10. More than one child in five lives in poverty.

The U.S. poverty rate for children is over 20 percent, higher than that of all other major developed countries. The only other nations in the OECD with similarly high rates are Chile, Israel, Mexico, Spain, and Turkey.

By contrast, child poverty is less than 9 percent in the Nordic countries and Austria, and is less than 10 percent in the United Kingdom. Even those rates, which are less than half the American rates, should be considered unacceptable.

Overall, more than 48 million Americans live in poverty.

The Challenge

According to experts like Nobel Prize-winning economist Joseph Stiglitz, the expansion of the financial sector has contributed significantly to the current crisis. So has the lack of jobs and growth in minority communities; lax federal oversight of banks and corporations; the stock market’s focus on short-term gains over long-term growth; the waning influence of labor unions; the offshoring of American jobs; and tax policies which have increasingly favored corporations and ultra-wealthy individuals.

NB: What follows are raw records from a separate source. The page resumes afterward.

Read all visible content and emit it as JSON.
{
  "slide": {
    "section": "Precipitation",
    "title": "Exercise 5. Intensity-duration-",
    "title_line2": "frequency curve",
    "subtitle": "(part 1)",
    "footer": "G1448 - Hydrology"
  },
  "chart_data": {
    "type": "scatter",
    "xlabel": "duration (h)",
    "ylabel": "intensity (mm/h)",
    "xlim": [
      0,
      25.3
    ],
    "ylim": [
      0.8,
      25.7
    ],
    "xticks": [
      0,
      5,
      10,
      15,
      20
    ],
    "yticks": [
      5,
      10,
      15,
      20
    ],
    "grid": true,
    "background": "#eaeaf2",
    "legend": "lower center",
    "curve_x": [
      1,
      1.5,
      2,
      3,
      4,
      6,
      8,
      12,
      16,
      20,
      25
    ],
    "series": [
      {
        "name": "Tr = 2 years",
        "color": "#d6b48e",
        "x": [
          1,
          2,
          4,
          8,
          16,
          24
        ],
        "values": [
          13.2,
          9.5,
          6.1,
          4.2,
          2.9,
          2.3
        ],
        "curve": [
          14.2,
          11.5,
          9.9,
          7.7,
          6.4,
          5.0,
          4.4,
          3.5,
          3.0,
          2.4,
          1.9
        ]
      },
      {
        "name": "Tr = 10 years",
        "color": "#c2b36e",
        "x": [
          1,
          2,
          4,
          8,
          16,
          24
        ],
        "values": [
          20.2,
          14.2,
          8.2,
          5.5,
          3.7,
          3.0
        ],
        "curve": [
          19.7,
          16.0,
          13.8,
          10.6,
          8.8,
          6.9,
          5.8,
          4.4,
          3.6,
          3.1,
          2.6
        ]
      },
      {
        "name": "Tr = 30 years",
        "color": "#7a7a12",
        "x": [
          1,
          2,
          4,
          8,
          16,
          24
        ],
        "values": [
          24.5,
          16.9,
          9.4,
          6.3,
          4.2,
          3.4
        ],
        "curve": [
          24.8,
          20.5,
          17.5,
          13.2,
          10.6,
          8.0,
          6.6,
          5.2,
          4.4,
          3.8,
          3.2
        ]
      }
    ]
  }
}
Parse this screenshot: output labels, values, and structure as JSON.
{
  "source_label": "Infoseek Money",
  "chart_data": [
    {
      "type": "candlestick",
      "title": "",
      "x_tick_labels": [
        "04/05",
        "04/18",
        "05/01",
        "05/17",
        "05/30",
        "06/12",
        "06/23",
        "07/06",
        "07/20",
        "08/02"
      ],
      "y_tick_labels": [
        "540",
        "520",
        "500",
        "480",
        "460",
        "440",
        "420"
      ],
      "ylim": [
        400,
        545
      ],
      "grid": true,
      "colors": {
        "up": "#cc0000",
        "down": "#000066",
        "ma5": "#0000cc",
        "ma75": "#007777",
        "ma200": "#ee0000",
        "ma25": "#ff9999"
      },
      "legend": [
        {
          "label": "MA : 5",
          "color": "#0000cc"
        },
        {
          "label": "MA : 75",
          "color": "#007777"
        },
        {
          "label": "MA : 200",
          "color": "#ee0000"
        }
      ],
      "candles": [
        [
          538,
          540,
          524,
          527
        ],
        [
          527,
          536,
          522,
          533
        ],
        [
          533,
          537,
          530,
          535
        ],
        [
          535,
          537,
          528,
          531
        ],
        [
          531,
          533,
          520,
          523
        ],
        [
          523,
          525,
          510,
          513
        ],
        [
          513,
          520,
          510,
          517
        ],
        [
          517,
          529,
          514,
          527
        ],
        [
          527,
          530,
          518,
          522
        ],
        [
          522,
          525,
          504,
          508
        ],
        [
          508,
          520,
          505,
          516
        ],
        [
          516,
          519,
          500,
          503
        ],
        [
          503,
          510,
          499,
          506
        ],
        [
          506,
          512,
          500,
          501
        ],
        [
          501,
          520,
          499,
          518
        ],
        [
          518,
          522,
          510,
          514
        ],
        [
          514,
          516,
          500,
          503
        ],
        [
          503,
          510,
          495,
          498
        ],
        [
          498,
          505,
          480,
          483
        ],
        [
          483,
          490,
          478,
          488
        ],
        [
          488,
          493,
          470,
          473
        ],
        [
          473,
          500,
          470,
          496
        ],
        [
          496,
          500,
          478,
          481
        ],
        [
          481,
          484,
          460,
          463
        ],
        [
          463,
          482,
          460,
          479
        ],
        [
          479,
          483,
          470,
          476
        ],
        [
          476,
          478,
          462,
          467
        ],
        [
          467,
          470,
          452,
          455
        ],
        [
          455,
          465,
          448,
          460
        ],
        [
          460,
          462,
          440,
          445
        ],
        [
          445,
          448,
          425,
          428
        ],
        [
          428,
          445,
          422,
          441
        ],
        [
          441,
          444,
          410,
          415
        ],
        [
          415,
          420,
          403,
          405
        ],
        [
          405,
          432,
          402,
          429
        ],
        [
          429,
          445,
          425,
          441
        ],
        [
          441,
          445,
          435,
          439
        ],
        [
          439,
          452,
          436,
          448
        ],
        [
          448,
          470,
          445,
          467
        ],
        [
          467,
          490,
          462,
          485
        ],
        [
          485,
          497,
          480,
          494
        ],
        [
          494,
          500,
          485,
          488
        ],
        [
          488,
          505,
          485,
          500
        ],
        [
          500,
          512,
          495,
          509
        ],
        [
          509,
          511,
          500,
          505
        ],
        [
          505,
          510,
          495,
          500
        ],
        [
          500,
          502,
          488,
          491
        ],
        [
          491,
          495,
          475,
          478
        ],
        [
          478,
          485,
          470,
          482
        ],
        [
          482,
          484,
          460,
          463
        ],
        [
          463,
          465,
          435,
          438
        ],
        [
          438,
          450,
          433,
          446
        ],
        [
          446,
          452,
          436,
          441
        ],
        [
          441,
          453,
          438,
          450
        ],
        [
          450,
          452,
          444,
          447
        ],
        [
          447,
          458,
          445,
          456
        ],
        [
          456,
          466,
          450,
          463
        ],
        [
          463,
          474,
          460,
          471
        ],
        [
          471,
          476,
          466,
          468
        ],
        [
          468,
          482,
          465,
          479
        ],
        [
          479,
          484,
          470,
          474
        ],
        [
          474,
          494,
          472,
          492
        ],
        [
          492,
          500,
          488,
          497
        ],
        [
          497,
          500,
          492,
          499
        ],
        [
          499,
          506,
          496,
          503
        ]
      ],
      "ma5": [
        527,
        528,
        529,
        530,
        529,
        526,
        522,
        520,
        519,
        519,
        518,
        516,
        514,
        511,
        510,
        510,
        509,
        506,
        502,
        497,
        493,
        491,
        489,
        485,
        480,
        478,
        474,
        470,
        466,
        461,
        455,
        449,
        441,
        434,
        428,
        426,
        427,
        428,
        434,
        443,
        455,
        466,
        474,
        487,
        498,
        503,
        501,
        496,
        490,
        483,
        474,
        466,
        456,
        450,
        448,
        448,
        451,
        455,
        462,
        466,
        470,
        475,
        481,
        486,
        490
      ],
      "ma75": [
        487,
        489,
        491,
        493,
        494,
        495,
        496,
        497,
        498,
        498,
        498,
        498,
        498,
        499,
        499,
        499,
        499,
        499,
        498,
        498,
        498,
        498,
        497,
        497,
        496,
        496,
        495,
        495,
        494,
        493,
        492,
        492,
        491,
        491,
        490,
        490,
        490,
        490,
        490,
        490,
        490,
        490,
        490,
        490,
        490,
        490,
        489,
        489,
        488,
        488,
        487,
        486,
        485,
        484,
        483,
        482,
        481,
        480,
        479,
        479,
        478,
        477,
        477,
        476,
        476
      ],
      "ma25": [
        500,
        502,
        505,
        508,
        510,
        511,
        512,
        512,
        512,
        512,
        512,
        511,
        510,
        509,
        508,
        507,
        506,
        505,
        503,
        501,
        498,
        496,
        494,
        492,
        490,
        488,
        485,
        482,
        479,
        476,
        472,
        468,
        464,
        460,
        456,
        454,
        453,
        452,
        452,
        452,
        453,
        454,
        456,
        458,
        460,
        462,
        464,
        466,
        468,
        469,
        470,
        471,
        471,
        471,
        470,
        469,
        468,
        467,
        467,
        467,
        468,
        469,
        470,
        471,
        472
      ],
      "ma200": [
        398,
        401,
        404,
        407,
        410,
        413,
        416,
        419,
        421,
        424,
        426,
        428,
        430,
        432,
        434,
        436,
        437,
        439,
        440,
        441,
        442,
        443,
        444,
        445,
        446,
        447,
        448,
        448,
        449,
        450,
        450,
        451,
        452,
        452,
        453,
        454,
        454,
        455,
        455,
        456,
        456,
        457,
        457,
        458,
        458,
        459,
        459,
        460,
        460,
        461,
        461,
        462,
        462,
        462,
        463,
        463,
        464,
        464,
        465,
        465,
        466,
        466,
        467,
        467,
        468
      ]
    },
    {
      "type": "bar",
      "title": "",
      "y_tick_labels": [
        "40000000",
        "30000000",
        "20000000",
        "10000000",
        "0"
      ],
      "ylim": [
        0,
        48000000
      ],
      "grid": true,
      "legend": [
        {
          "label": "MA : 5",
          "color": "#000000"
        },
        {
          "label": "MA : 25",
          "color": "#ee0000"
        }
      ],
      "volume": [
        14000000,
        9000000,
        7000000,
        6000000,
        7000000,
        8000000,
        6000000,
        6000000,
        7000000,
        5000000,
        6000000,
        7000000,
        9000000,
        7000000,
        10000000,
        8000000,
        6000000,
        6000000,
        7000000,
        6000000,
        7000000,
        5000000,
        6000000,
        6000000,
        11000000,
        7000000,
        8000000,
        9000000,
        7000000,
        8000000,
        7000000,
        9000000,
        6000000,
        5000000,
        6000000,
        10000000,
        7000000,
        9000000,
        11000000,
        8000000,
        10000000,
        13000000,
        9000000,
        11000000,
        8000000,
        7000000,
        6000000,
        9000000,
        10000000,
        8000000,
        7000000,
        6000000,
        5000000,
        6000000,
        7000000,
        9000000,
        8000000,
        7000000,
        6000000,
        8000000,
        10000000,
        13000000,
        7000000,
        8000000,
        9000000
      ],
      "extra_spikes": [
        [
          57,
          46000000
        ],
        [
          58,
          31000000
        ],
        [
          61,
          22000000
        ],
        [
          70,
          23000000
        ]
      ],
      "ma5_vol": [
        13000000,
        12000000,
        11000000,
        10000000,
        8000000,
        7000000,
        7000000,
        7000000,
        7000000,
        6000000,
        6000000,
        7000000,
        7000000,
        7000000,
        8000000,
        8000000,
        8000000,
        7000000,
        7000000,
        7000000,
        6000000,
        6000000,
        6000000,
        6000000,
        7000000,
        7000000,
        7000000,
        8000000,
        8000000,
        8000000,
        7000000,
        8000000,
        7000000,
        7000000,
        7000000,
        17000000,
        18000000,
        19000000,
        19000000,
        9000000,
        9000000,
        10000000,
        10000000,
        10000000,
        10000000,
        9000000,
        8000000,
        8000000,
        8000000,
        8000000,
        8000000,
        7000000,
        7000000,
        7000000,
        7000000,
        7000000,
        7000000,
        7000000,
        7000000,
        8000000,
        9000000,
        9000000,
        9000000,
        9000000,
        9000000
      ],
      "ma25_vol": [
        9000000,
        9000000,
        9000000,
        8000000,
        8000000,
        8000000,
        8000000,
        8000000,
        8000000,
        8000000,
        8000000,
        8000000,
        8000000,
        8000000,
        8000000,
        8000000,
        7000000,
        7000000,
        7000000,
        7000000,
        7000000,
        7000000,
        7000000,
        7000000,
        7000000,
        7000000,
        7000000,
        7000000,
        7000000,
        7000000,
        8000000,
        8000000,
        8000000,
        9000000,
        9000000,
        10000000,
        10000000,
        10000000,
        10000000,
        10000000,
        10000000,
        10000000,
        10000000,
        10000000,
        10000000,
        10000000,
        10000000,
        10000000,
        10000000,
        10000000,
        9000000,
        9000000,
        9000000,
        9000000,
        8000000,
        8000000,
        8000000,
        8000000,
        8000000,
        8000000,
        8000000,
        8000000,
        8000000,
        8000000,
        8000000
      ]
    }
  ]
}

Political choices are shaping a new class of super-wealthy Americans. And, conversely, the super-wealthy are shaping our political choices. A Princeton study by political scientists Martin Gilens and Benjamin Page concluded that “economic elites and organized groups representing business interests have substantial independent impacts on U.S. government policy, while mass-based interest groups and average citizens have little or no independent influence.”

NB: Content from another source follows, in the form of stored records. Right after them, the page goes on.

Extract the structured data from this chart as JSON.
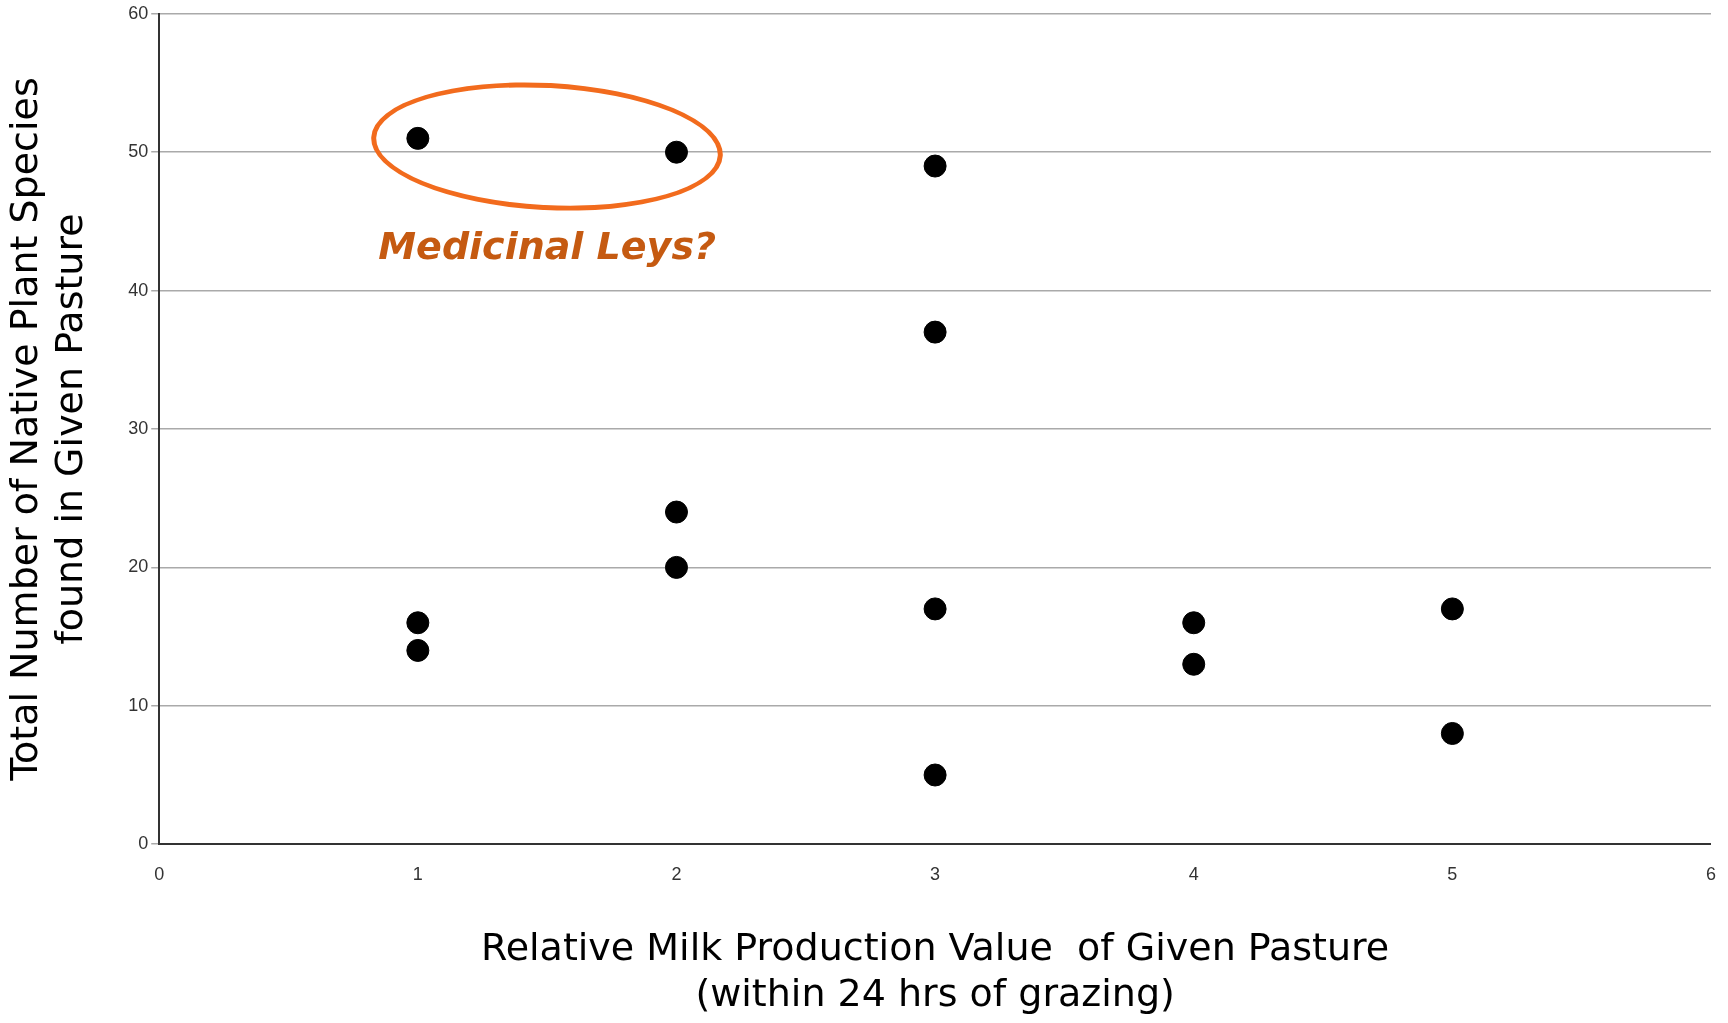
{
  "chart_data": {
    "type": "scatter",
    "xlabel": "Relative Milk Production Value  of Given Pasture\n(within 24 hrs of grazing)",
    "ylabel": "Total Number of Native Plant Species\nfound in Given Pasture",
    "x": [
      1,
      1,
      1,
      2,
      2,
      2,
      3,
      3,
      3,
      3,
      4,
      4,
      5,
      5
    ],
    "values": [
      51,
      16,
      14,
      50,
      24,
      20,
      49,
      37,
      17,
      5,
      16,
      13,
      17,
      8
    ],
    "color": "#000000",
    "marker": "circle",
    "xlim": [
      0,
      6
    ],
    "xticks": [
      0,
      1,
      2,
      3,
      4,
      5,
      6
    ],
    "ylim": [
      0,
      60
    ],
    "yticks": [
      0,
      10,
      20,
      30,
      40,
      50,
      60
    ],
    "grid": "y",
    "annotations": [
      "Medicinal Leys?"
    ]
  }
}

A government controlled by wealthy individuals and large corporations will be much more likely to harm the environment and subvert democratic processes. It will cater to the defense industry abroad and the for-profit prison industry at home. It will hamper racial justice, because true equality cannot be achieved without effort and cost. Its policies are likely to foster growing instability at home and abroad, affecting virtually every aspect of foreign and domestic policy.

That is why runaway inequality is the central issue of our time. It stifles democracy and leads to a more dangerous world. We should, of course, demand that political candidates advocate the right social, foreign policy, and environmental decisions. But even the best candidates will find it impossible to consistently carry out the best policies in a society where so few have so much and so many have so little.

Here’s the good news: Today’s inequality was created by choice, which means we can make different choices. We can end the great wealth grab – by strengthening collective bargaining rights, regulating Wall Street and large corporations, fixing our tax system, and renegotiating bad deals like NAFTA while blocking such deals in the future. Ending the great wealth grab will improve life for most Americans, and will make it easier to reclaim our democracy.

It can be done. To say otherwise is to encourage a false cynicism that breeds permanent despair. It’s true that it will take a major political shift, the kind of mass movement Bernie Sanders calls a “political revolution.” But it can be done, once we understand and accept the challenge that lies before us.